At Dixon & Moseley, P.C., our Indiana business attorneys find that a significant number of the visionaries who do succeed, do so by dogged determination and rapidly adapting to the problems growth presents. Nevertheless, because legal needs are often hard to identify and the “what if” may not occur, they neglect their legal needs.
Ultimately, when the day of reckoning comes, it is difficult, expensive, and often too late to correct them. For instance, two (2) persons who set up shop and operate informally as a “partnership” may have an understanding that one (1) is a greater stakeholder, but may not see it that way later.
This fuels disputes and deflects from the focus necessary to its operation as a going concern. Obviously, there is a balance to be struck (too much legal focus versus too little), but the six (6) most common business mistakes Dixon & Moseley, P.C. attorneys observe and handle are as follows:
- Business Structure/Operations: Failure to determine and properly establish the business structure at the outset, which has tax and ownership consequences: corporation, LLC, sole proprietorship, or partnership. In addition, even where determined, many such businesses do not have the proper corporate documents to properly reflect the business structure and typically only have documents relating to the legal formation, which is not sufficient. These missing documents typically include membership agreements and bylaws or meeting minutes.
- Key Contracts: Lack of contract review and attention with key vendors and clients is a frequent pitfall for new businesses. Related, policies and procedures necessary to govern employees and independent contractors are necessary.
- Insurance: Incomplete and insufficient insurance, ranging from a business owner’s policy, worker’s compensation, health insurance, disability insurance to cover other likely and/or foreseeable risks.

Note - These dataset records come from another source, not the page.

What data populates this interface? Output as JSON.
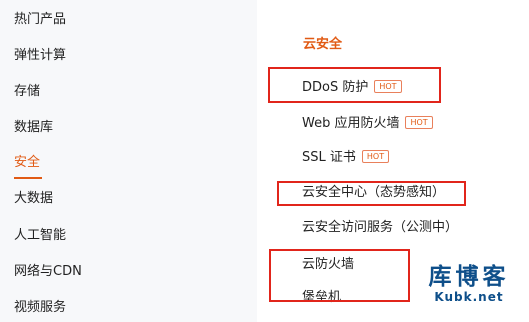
{
  "sidebar": {
    "items": [
      {
        "label": "热门产品"
      },
      {
        "label": "弹性计算"
      },
      {
        "label": "存储"
      },
      {
        "label": "数据库"
      },
      {
        "label": "安全"
      },
      {
        "label": "大数据"
      },
      {
        "label": "人工智能"
      },
      {
        "label": "网络与CDN"
      },
      {
        "label": "视频服务"
      }
    ],
    "active": "安全"
  },
  "main": {
    "section_title": "云安全",
    "products": [
      {
        "label": "DDoS 防护",
        "badge": "HOT"
      },
      {
        "label": "Web 应用防火墙",
        "badge": "HOT"
      },
      {
        "label": "SSL 证书",
        "badge": "HOT"
      },
      {
        "label": "云安全中心（态势感知）"
      },
      {
        "label": "云安全访问服务（公测中）"
      },
      {
        "label": "云防火墙"
      },
      {
        "label": "堡垒机"
      }
    ]
  },
  "watermark": {
    "title": "库博客",
    "url": "Kubk.net"
  },
  "colors": {
    "accent": "#e15a14",
    "highlight_box": "#e1251b",
    "watermark": "#0e4f8a",
    "sidebar_bg": "#f7f8fa"
  }
}
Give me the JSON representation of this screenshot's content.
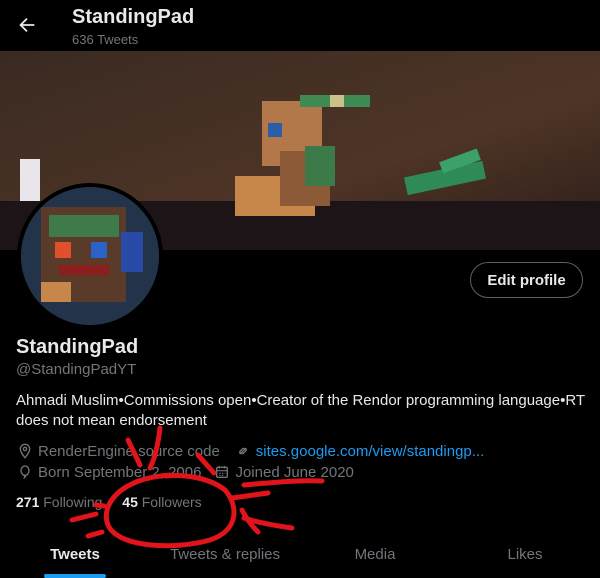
{
  "header": {
    "title": "StandingPad",
    "tweet_count": "636 Tweets"
  },
  "profile": {
    "display_name": "StandingPad",
    "handle": "@StandingPadYT",
    "bio": "Ahmadi Muslim•Commissions open•Creator of the Rendor programming language•RT does not mean endorsement",
    "edit_label": "Edit profile",
    "location": "RenderEngine source code",
    "website": "sites.google.com/view/standingp...",
    "birthday": "Born September 2, 2006",
    "joined": "Joined June 2020",
    "following_count": "271",
    "following_label": "Following",
    "followers_count": "45",
    "followers_label": "Followers"
  },
  "tabs": [
    {
      "label": "Tweets",
      "active": true
    },
    {
      "label": "Tweets & replies",
      "active": false
    },
    {
      "label": "Media",
      "active": false
    },
    {
      "label": "Likes",
      "active": false
    }
  ],
  "icons": [
    "back-arrow-icon",
    "location-icon",
    "link-icon",
    "balloon-icon",
    "calendar-icon"
  ],
  "colors": {
    "accent": "#1d9bf0",
    "annotation": "#e0141a",
    "muted": "#71767b"
  }
}
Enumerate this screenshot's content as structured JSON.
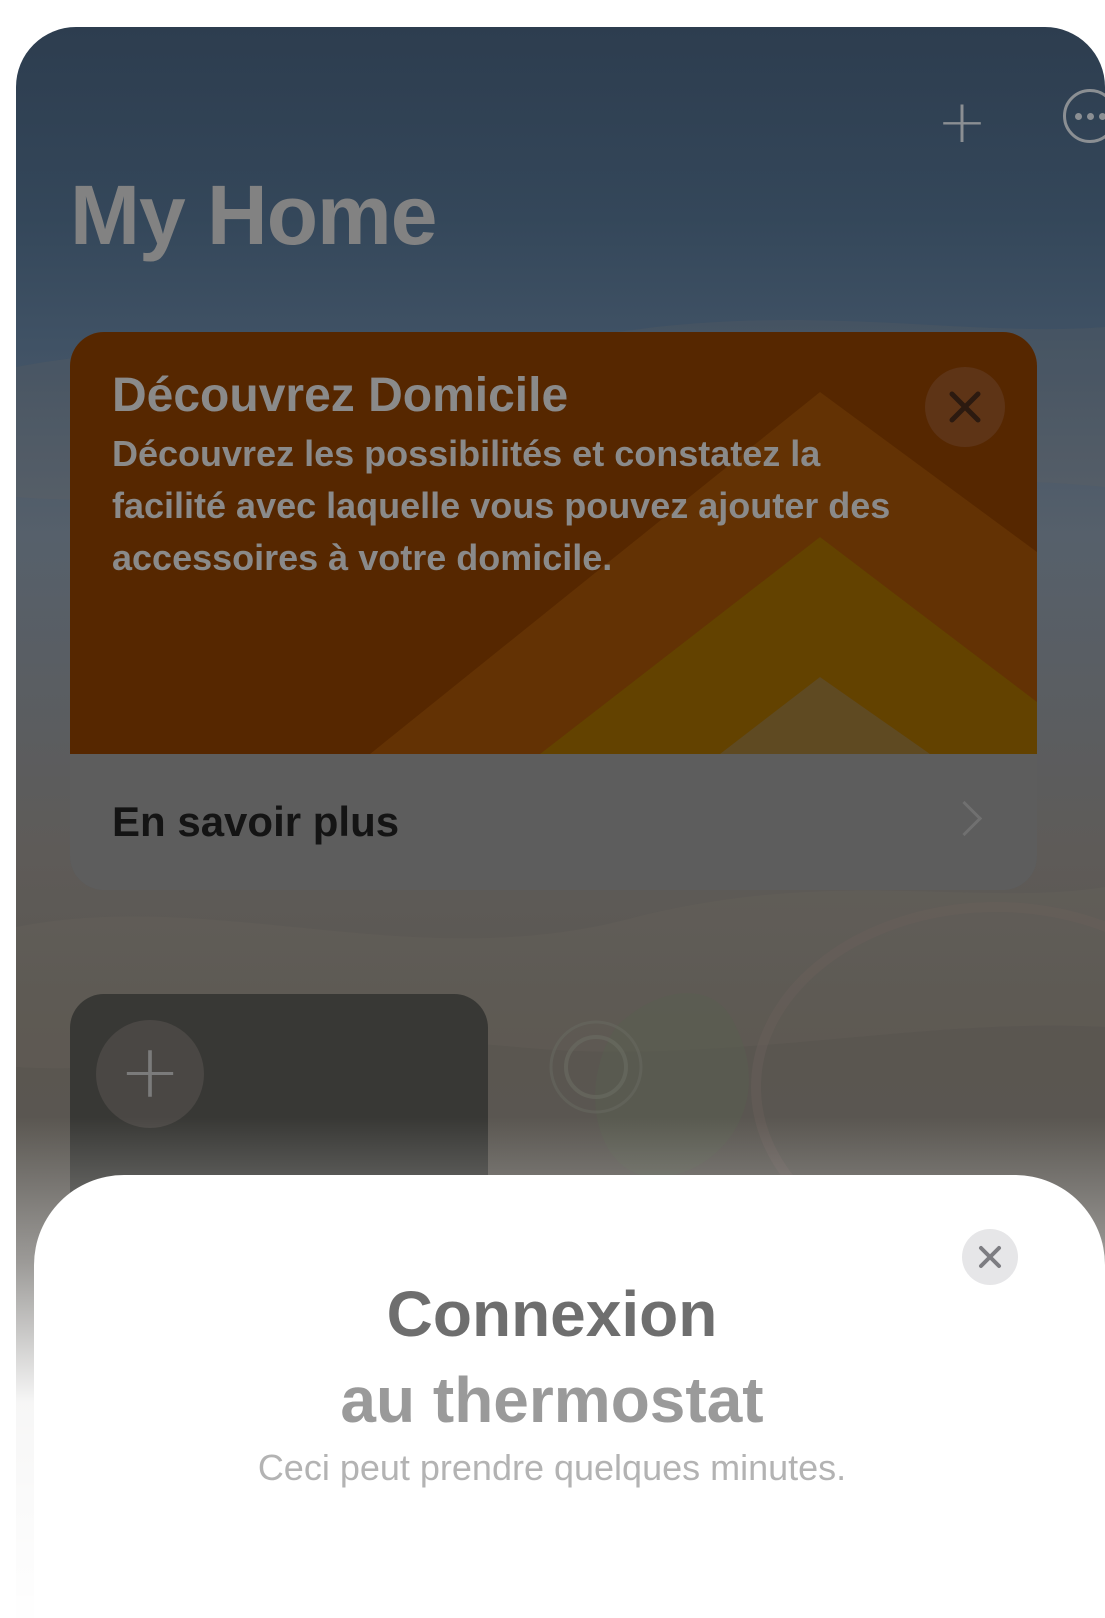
{
  "header": {
    "add_icon": "plus-icon",
    "more_icon": "ellipsis-circle-icon",
    "title": "My Home"
  },
  "promo_card": {
    "title": "Découvrez Domicile",
    "description": "Découvrez les possibilités et constatez la facilité avec laquelle vous pouvez ajouter des accessoires à votre domicile.",
    "close_icon": "close-icon",
    "learn_more_label": "En savoir plus",
    "chevron_icon": "chevron-right-icon",
    "colors": {
      "top": "#562700",
      "shape_1": "#633204",
      "shape_2": "#634200"
    }
  },
  "add_tile": {
    "icon": "plus-icon"
  },
  "sheet": {
    "title_line1": "Connexion",
    "title_line2": "au thermostat",
    "subtitle": "Ceci peut prendre quelques minutes.",
    "close_icon": "close-icon"
  }
}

- Capitalization/Access to Capital: A lack of capitalization or access to capital is a key to future failure when accounts receivables and payables do not properly line up. Many, if not most, small businesses, rely on credit cards. However, these tools should be carefully used because of the high interest rates. The preferred plan is to have a secured or unsecured line of credit. In the current residential real estate market, home equity access is more limited, so multiple lines of credit are often important to consider.
- Intellectual Property/Confidentiality Agreement(s)/Trade Secrets: In addition, many small businesses that emerge in the marketplace are able to compete because of new approaches that need intellectual property protection, and be subject to confidentiality agreements or trade secret contracts. The failure to attend to these may cause a market edge or niche to be erased overnight.

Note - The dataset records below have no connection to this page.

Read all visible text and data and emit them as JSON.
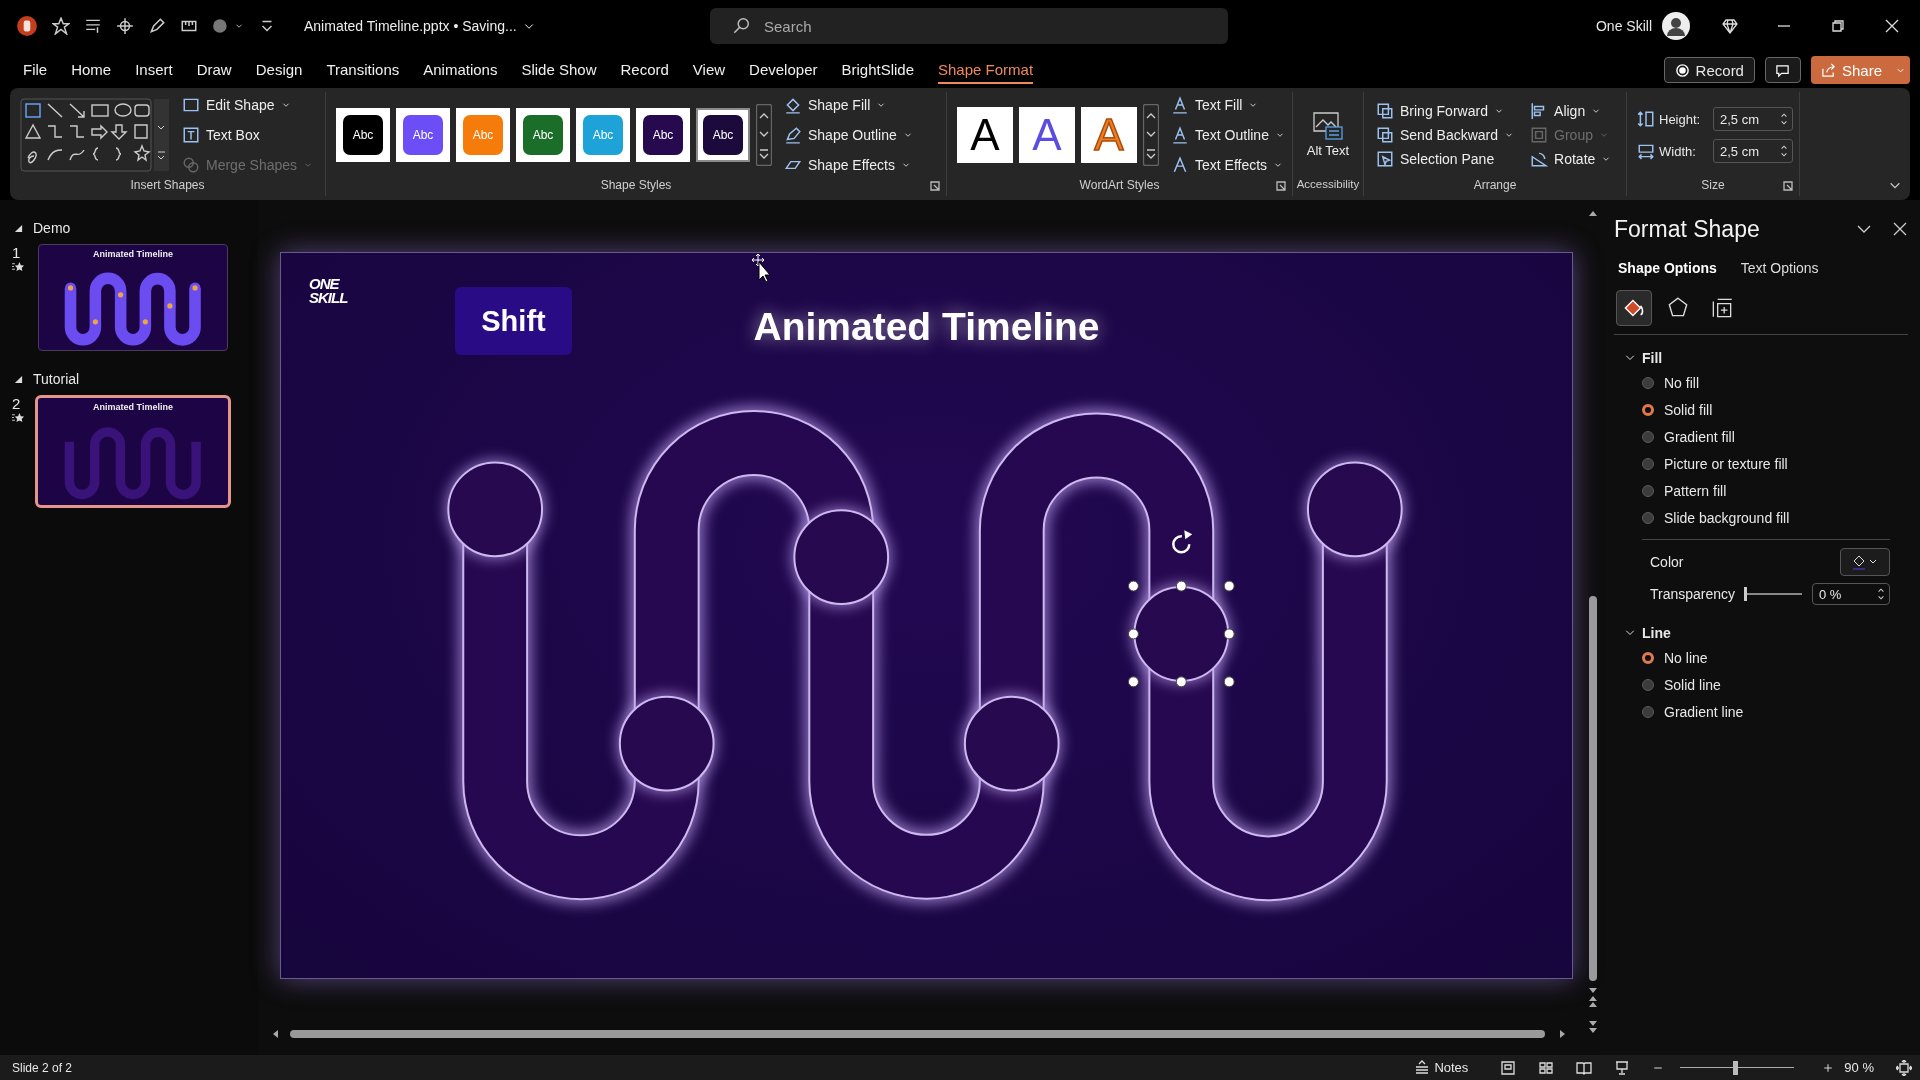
{
  "title_bar": {
    "document": "Animated Timeline.pptx • Saving...",
    "search": {
      "placeholder": "Search"
    },
    "account": "One Skill"
  },
  "menu_tabs": [
    {
      "label": "File",
      "selected": false
    },
    {
      "label": "Home",
      "selected": false
    },
    {
      "label": "Insert",
      "selected": false
    },
    {
      "label": "Draw",
      "selected": false
    },
    {
      "label": "Design",
      "selected": false
    },
    {
      "label": "Transitions",
      "selected": false
    },
    {
      "label": "Animations",
      "selected": false
    },
    {
      "label": "Slide Show",
      "selected": false
    },
    {
      "label": "Record",
      "selected": false
    },
    {
      "label": "View",
      "selected": false
    },
    {
      "label": "Developer",
      "selected": false
    },
    {
      "label": "BrightSlide",
      "selected": false
    },
    {
      "label": "Shape Format",
      "selected": true
    }
  ],
  "header_actions": {
    "record": "Record",
    "share": "Share"
  },
  "ribbon": {
    "insert_shapes": {
      "label": "Insert Shapes",
      "buttons": [
        {
          "label": "Edit Shape",
          "disabled": false,
          "dropdown": true
        },
        {
          "label": "Text Box",
          "disabled": false,
          "dropdown": false
        },
        {
          "label": "Merge Shapes",
          "disabled": true,
          "dropdown": true
        }
      ]
    },
    "shape_styles": {
      "label": "Shape Styles",
      "swatches": [
        {
          "text": "Abc",
          "color": "#000000",
          "selected": false
        },
        {
          "text": "Abc",
          "color": "#6b4ef5",
          "selected": false
        },
        {
          "text": "Abc",
          "color": "#f57c0a",
          "selected": false
        },
        {
          "text": "Abc",
          "color": "#1b6e2a",
          "selected": false
        },
        {
          "text": "Abc",
          "color": "#1ea3d8",
          "selected": false
        },
        {
          "text": "Abc",
          "color": "#26094f",
          "selected": false
        },
        {
          "text": "Abc",
          "color": "#1c0a3d",
          "selected": true
        }
      ],
      "buttons": [
        {
          "label": "Shape Fill",
          "disabled": false,
          "dropdown": true
        },
        {
          "label": "Shape Outline",
          "disabled": false,
          "dropdown": true
        },
        {
          "label": "Shape Effects",
          "disabled": false,
          "dropdown": true
        }
      ]
    },
    "wordart_styles": {
      "label": "WordArt Styles",
      "samples": [
        {
          "text": "A",
          "color": "#000000",
          "kind": "solid"
        },
        {
          "text": "A",
          "color": "#5b4de0",
          "kind": "solid"
        },
        {
          "text": "A",
          "color": "#ef7d22",
          "kind": "outline"
        }
      ],
      "buttons": [
        {
          "label": "Text Fill",
          "disabled": false,
          "dropdown": true
        },
        {
          "label": "Text Outline",
          "disabled": false,
          "dropdown": true
        },
        {
          "label": "Text Effects",
          "disabled": false,
          "dropdown": true
        }
      ]
    },
    "accessibility": {
      "label": "Accessibility",
      "button": "Alt Text"
    },
    "arrange": {
      "label": "Arrange",
      "buttons": [
        {
          "label": "Bring Forward",
          "disabled": false,
          "dropdown": true
        },
        {
          "label": "Send Backward",
          "disabled": false,
          "dropdown": true
        },
        {
          "label": "Selection Pane",
          "disabled": false,
          "dropdown": false
        },
        {
          "label": "Align",
          "disabled": false,
          "dropdown": true
        },
        {
          "label": "Group",
          "disabled": true,
          "dropdown": true
        },
        {
          "label": "Rotate",
          "disabled": false,
          "dropdown": true
        }
      ]
    },
    "size": {
      "label": "Size",
      "fields": [
        {
          "label": "Height:",
          "value": "2,5 cm"
        },
        {
          "label": "Width:",
          "value": "2,5 cm"
        }
      ]
    }
  },
  "slides_panel": {
    "sections": [
      {
        "name": "Demo",
        "expanded": true,
        "slides": [
          {
            "number": "1",
            "kind": "timeline",
            "title": "Animated Timeline",
            "selected": false
          }
        ]
      },
      {
        "name": "Tutorial",
        "expanded": true,
        "slides": [
          {
            "number": "2",
            "kind": "outline",
            "title": "Animated Timeline",
            "selected": true
          }
        ]
      }
    ]
  },
  "slide": {
    "logo": [
      "ONE",
      "SKILL"
    ],
    "tag": "Shift",
    "title": "Animated Timeline"
  },
  "format_pane": {
    "title": "Format Shape",
    "tabs": [
      {
        "label": "Shape Options",
        "selected": true
      },
      {
        "label": "Text Options",
        "selected": false
      }
    ],
    "icon_tabs": [
      {
        "selected": true
      },
      {
        "selected": false
      },
      {
        "selected": false
      }
    ],
    "sections": [
      {
        "title": "Fill",
        "expanded": true,
        "options": [
          {
            "label": "No fill",
            "selected": false
          },
          {
            "label": "Solid fill",
            "selected": true
          },
          {
            "label": "Gradient fill",
            "selected": false
          },
          {
            "label": "Picture or texture fill",
            "selected": false
          },
          {
            "label": "Pattern fill",
            "selected": false
          },
          {
            "label": "Slide background fill",
            "selected": false
          }
        ],
        "color": {
          "label": "Color"
        },
        "transparency": {
          "label": "Transparency",
          "level": 0,
          "value": "0 %"
        }
      },
      {
        "title": "Line",
        "expanded": true,
        "options": [
          {
            "label": "No line",
            "selected": true
          },
          {
            "label": "Solid line",
            "selected": false
          },
          {
            "label": "Gradient line",
            "selected": false
          }
        ]
      }
    ]
  },
  "status_bar": {
    "slide_info": "Slide 2 of 2",
    "notes": "Notes",
    "zoom": {
      "level": 0.48,
      "value": "90 %"
    }
  }
}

- Payment of Payroll/Sales Taxes: A fundamental error found in many small businesses is neglecting the payment of payroll or sales taxes and directing of these funds to meet short-term capital needs. This is always a mistake. If the business fails, the principles will be personally liable for non-payment of these trust obligations. Thus, the failure may then be followed by years of governmental tax actions.
Starting a business is not for the faint of heart. It takes a good idea, right timing with the market influences, and rapid identification of and a proactive approach to legal needs. The six (6) noted matters in this post are often the recipe for success or failure of a business once it takes root.
Dixon & Moseley, P.C. Indiana business attorneys frequently attend to these issues and work with clients on business issues, navigating and planning for these and other contingencies. The proper and successful small business will attend to its own legal needs as carefully as it does to its products and services.